Plusieurs ex-employés d'une succursale de Toronto fermée en mars se disent lésés après l'annulation de leur indemnité de départ, ce qui ne laisse rien présager de bon pour les milliers d'autres qui ont appris le mois dernier qu'ils perdaient leur emploi.

Les avocats de l'entreprise et ceux représentant les employés se retrouveront devant un juge de la Cour supérieure le 13 juillet au sujet du paiement des pensions et des avantages accordés à la cessation d’emploi.

En attendant, plusieurs ex-employés de la succursale du centre commercial Woodbine à Etobicoke se disent « outrés », voire « dégoûtés » du traitement que leur a réservé Sears Canada depuis la fermeture du magasin.

Rose Dalessandro y a été directrice des ventes durant 20 ans. Elle affirme qu’elle a dû annuler les rendez-vous chez le dentiste de ses deux enfants après avoir appris que le paiement de son indemnité de départ était annulé.

Zobeida Maharaj a été gérante des opérations au même magasin durant 28 ans.

Les employés mis à pied avant le 22 juin ont appris à cette date qu’ils perdaient leur indemnité de départ, lorsque Sears Canada a révélé qu’elle souhaitait se placer sous la protection de la Loi sur les arrangements avec les créanciers des compagnies (LACC).

Près de 3000 employés de Sears Canada ont appris du même coup qu’ils perdaient leur emploi, puisque l'entreprise annonçait la fermeture de 59 magasins au pays.

Contrainte de liquidités

Le porte-parole pour Sears, Joel Shaffer, explique que la compagnie fait face à des contraintes de liquidités qui ont une incidence sur plusieurs des parties prenantes, notamment les employés mis à pied qui avaient déjà conclu la négociation de leur indemnité de départ.

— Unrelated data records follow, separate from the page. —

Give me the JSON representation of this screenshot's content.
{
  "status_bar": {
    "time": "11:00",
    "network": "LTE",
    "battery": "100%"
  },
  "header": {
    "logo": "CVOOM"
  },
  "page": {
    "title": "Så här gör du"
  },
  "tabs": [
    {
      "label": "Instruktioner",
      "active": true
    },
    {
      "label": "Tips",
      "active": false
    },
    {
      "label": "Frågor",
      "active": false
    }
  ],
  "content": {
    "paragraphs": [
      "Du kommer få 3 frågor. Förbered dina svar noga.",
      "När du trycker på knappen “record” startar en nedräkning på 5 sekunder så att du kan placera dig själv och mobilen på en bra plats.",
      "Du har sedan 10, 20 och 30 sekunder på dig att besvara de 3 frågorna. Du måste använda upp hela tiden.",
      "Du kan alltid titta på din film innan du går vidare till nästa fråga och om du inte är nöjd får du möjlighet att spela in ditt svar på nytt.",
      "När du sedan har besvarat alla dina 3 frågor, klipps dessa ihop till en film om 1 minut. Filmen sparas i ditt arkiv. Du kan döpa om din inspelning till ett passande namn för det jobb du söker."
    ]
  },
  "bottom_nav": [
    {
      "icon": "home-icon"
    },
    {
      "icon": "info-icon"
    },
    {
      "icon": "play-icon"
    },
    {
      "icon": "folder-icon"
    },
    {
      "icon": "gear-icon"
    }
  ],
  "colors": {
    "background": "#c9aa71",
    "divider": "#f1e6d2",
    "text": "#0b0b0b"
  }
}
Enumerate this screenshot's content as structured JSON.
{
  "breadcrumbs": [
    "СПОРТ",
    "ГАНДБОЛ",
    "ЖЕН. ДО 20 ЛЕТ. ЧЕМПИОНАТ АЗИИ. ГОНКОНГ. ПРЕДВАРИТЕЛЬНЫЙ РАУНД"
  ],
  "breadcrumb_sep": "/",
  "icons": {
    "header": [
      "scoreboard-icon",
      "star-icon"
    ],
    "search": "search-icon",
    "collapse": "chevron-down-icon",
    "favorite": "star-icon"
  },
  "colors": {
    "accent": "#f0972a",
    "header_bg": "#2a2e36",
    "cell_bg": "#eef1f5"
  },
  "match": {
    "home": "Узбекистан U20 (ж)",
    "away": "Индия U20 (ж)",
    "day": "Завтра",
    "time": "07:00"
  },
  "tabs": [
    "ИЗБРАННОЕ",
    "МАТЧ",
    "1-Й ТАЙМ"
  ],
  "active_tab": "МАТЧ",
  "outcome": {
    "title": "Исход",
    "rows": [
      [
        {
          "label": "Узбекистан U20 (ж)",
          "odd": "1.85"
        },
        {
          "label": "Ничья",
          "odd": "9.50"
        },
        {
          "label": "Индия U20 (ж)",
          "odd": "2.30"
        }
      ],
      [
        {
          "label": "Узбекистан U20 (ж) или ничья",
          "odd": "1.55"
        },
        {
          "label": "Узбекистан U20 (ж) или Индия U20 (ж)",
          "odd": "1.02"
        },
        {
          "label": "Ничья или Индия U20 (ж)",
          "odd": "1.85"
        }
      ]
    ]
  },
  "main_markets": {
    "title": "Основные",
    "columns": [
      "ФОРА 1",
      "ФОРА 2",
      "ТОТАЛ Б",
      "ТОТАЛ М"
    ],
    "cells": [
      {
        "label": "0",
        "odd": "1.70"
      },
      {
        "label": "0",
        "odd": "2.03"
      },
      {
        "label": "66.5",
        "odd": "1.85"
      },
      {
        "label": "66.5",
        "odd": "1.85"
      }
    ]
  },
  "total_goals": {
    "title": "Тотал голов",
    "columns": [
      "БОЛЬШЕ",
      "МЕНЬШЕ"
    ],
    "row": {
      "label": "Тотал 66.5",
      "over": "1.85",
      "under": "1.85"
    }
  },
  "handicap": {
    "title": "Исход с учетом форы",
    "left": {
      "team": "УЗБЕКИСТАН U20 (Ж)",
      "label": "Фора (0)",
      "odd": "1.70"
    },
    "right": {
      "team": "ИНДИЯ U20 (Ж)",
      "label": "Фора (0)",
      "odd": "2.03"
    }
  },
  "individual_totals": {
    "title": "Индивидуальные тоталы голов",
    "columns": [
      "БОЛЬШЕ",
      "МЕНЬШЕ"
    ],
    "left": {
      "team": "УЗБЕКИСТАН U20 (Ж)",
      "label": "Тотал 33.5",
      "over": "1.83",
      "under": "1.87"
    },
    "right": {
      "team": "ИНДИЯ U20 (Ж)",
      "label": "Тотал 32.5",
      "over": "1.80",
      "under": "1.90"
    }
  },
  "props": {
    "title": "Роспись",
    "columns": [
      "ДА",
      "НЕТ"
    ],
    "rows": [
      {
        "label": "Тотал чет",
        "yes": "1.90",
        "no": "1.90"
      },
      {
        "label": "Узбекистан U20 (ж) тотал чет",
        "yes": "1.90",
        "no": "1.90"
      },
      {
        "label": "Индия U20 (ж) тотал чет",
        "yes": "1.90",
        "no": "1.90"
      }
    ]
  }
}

Le porte-parole souligne toutefois que les employés qui croient avoir droit à un montant de compensation pourront participer à un processus de réclamation prévu par la LACC.

Présenter une demande de protection sous la LACC donne l’occasion à une entreprise de continuer ses opérations tout en tentant de conclure des arrangements avec ses créanciers.